Storrs also engaged in the debate over anti-slavery preaching by ministers. In his article, "Desecrating the Sabbath," he defended abolitionists from the charge they were desecrating the Sabbath by preaching against slavery from the pulpit. "I solemnly believe the Sabbath belongs, in a peculiar sense, to the slave," he wrote in the article, which was reprinted by the abolitionist newspaper, The Liberator.

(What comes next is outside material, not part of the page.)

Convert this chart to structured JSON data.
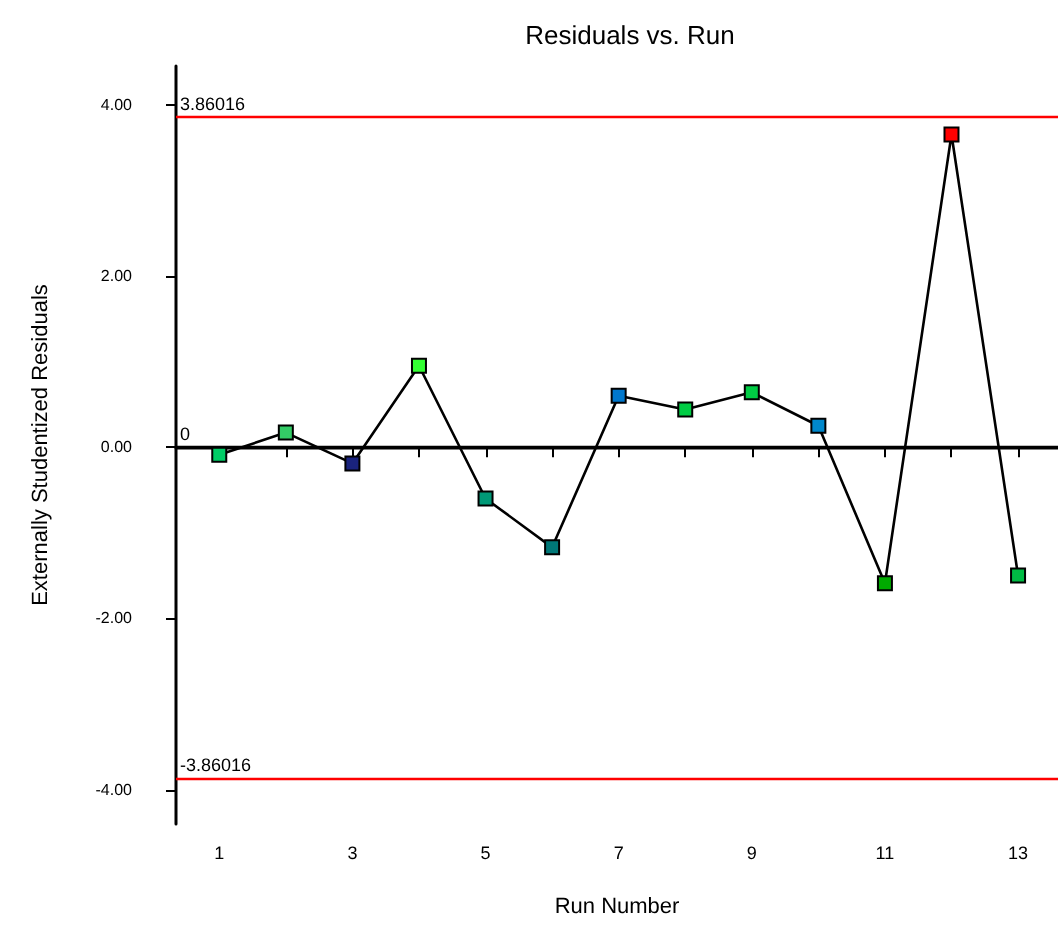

In 1837, he found a copy of a pamphlet by Henry Grew on a train, concerning the doctrines of conditional immortality (the non-immortality of the soul), and hell. For three years he studied the issues on his own, only speaking about it to church ministers. However, in 1840 he finally resigned from the church, feeling he could not remain faithful to God if he remained in it.

Storrs became one of the leaders of the Second Advent movement and affiliated with William Miller and Joshua V. Himes. He began publication of his magazine Bible Examiner in 1843 and continued it until 1879 with a few breaks. After a considerable amount of study, Storrs preached to some Adventists on the condition and prospects for the dead. His book Six Sermons explained his conditionalist beliefs.

Storrs' writings influenced Charles Taze Russell, who founded the Bible Student movement from which Jehovah's Witnesses and numerous independent Bible Student groups emerged.